In his brief autobiographical sketch Jefferson wrote that he deemed it essential to a well-ordered republic to annul hereditary privilege. He proposed 'instead of an aristocracy of wealth, of more harm and danger, than benefit, to society, to make an opening for the aristocracy of virtue and talent, which nature has wisely provided for the direction of the interests of society, and scattered with equal hand through all its conditions....' Elsewhere, in describing his new educational scheme for Virginia, he speaks of that part of his plan which called for 'the selection of the youths of genius from among the classes of the poor.' He declared, 'We hope to avail the State of those talents which nature has sown as liberally among the poor as the rich, but which perish without use, if not sought for and cultivated.' These quotations sum up for me the second component in the Jeffersonian tradition in education—a sincere belief in the paramount importance of careers freely open to all the talented.

Most important for its effect on the development of American educational practice was the third element of the tradition—Jefferson's devotion to the principle of universal schooling. This doctrine naturally has had more general popular appeal throughout the years than either concern for freedom of the mind or desire for opportunity through higher education. For here was a proposition which directly affected every family in the land. To quote from the proposal for Virginia, 'The ultimate result of the whole scheme of education would be the teaching of all the children of the State reading, writing and common arithmetic...' These words of Jefferson may now seem to us to describe a degree of general education so small as to be negligible. But when they were written they expressed a revolutionary doctrine—a belief that every potential citizen in a democratic republic should receive at least a minimum of formal instruction. The campaign against illiteracy had begun in earnest.

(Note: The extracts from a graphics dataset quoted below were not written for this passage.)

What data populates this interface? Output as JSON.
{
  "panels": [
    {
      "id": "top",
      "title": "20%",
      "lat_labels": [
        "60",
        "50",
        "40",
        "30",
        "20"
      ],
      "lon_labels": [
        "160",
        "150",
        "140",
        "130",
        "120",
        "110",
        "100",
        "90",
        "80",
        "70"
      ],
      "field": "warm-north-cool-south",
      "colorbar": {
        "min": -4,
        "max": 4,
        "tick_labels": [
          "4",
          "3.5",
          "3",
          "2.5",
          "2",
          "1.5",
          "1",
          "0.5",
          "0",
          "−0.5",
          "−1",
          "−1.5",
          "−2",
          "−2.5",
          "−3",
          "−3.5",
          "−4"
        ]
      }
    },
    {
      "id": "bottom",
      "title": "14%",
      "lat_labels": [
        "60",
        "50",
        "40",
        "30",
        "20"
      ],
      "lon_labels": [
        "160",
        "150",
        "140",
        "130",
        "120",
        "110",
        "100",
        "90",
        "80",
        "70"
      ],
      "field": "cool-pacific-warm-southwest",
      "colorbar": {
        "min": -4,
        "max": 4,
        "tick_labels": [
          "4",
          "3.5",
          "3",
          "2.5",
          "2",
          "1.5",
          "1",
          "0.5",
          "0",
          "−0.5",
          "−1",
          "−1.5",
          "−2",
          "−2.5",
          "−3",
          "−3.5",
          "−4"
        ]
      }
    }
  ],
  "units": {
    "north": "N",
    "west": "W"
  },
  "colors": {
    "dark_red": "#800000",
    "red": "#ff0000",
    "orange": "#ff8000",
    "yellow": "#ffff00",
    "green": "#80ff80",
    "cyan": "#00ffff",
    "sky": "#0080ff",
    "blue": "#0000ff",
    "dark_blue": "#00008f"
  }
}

As a recent biographer has said, Jefferson believed that any boy or girl was capable of benefiting from the rudiments of education and would be made a better citizen by acquiring them. He believed in keeping open the door of further opportunity to the extent that a poor boy of ability should not be debarred from continuing his education. 'To have gone farther and made a higher education compulsory on all,' suggests this biographer, 'would have seemed as absurd to him as to have decreed that every crop on his farm, whether tobacco, potatoes, rye, corn, or what not, must be treated and cultivated in precisely the same way as every other....In terms of the citizen, he believed in the maximum of equality of opportunity. In terms of the state, he believed in the minimum of compulsion and interference compatible with the training of all its citizens as citizens to the maximum of the capacity of each.'

To understand the bearing of Jefferson's ideas on the development of American schools and colleges we must realize, of course, that they represented only one aspect of a wider social philosophy. As this philosophy was understood by large numbers of the citizens of the young republic, it included the following points: a belligerent belief in individual freedom; complete confidence in the powers of man's intelligence to overcome all obstacles; the assumption of a society without hereditary classes, without an aristocracy; a differentiation of labors with a corresponding differentiation in the types of education (but no ruling caste, no hereditary educational privileges, everyone to be 'as good as everyone else'); widespread education for all citizens so that political decisions might be 'rational.' Dominating all was the doctrine of the maximum independence of the individual, the minimum of social control by organized society.